Ma lo storytelling realizzato dal brand non ha contribuito solo a creare un immaginario positivo del brand e a veicolare correttamente i valori d’impresa: ha influito anche sulla propensione all’acquisto.

Infatti il valore economico attribuito al prodotto da parte delle intervistate, ossia la stima del prezzo di vendita della crema testata, risulta maggiore se si considera il gruppo esposto al racconto del brand: volendo calcolare la media dei valori attribuiti al prodotto si passa dai 18 € del gruppo non esposto allo storytelling del brand, ai 30 € del sottogruppo d’analisi esposto alla narrazione d’impresa.

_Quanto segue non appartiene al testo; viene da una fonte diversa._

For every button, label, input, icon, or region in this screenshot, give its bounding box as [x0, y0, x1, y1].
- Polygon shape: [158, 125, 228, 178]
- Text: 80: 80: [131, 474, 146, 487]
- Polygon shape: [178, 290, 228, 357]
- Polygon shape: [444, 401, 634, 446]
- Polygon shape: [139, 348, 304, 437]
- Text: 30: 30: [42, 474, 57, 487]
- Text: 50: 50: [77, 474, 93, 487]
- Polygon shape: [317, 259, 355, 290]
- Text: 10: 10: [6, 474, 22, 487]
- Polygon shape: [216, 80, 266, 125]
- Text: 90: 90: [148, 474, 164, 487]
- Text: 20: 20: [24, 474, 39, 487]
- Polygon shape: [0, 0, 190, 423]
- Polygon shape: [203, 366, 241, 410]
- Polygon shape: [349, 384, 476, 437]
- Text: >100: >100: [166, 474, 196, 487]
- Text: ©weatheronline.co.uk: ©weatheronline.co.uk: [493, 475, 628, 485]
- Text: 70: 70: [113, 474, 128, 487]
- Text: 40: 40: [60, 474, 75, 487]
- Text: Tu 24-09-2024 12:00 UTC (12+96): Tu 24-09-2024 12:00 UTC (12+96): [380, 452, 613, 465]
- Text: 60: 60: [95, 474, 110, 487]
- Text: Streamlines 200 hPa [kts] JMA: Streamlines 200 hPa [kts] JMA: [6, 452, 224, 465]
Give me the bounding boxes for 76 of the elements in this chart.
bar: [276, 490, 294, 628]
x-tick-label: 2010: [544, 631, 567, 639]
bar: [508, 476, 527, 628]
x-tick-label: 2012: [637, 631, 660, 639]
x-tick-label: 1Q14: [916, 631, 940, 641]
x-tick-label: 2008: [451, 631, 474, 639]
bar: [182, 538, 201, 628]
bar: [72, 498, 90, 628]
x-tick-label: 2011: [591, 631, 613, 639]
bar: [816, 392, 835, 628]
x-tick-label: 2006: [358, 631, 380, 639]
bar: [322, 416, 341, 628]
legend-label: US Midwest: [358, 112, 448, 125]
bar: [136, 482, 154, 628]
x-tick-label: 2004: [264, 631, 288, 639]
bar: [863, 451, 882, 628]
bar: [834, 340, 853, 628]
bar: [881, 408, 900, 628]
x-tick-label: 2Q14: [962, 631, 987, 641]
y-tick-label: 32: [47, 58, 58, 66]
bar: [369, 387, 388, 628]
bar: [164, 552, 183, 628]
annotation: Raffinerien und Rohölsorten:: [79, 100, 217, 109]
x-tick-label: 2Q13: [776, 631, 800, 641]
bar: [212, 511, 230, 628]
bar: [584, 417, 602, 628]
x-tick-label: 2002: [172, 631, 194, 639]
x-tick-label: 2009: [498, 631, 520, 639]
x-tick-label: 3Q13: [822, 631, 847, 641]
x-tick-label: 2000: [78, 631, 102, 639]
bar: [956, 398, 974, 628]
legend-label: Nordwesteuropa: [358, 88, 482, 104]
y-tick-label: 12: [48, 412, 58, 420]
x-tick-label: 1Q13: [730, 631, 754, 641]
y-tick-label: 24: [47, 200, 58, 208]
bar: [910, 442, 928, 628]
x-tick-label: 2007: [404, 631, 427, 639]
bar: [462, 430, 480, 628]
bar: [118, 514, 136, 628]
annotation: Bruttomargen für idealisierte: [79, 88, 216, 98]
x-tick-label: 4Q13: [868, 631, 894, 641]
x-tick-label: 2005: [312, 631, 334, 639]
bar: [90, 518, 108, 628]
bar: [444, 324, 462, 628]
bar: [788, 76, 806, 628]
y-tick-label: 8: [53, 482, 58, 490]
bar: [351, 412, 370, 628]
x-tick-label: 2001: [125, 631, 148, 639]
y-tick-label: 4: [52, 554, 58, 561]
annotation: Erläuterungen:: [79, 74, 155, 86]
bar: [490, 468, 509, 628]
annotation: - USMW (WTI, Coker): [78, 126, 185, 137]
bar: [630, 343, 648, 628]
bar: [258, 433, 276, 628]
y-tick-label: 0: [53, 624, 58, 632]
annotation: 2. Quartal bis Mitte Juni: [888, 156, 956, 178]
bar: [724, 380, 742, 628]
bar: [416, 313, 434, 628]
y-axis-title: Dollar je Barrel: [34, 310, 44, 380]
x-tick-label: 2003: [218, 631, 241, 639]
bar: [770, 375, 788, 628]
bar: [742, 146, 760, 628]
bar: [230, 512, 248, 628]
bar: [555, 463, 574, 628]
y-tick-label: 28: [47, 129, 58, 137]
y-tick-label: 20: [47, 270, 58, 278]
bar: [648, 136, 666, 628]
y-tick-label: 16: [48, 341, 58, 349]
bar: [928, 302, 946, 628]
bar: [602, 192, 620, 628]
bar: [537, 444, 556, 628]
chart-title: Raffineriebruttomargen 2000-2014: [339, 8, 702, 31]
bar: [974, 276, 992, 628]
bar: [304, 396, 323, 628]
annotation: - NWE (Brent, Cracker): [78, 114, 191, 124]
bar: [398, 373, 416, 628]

Per quanto riguarda l’intenzione di acquisto del prodotto, invece, entrambi i campioni hanno dichiarato il proprio interesse ad acquistare la crema al prezzo da loro proposto.

E ancora.
Rivelato il vero valore di mercato del prodotto (31 € per la crema viso; ricordo che la ricerca è stata realizzata qualche anno fa), solo il 50% del campione non esposto, contro il 100% del campione esposto al racconto del brand, si è dichiarato propenso ad acquistare la crema al prezzo di mercato.

 

Conclusioni

Lo studio dimostra come una storia ben progettata, verosimile e autentica sia in grado di creare un immaginario di brand positivo, di focalizzare l’attenzione sui valori sostenuti dall’impresa e di aumentare la propensione del consumatore ad acquistarne i prodotti o i servizi, a volte anche a un prezzo superiore a quello di mercato.

Sicuramente la ricerca presenta dei limiti, in primis per la consistenza numerica ridotta, ma costituisce un ottimo punto di partenza nel dimostrare l’impatto economico dello storytelling.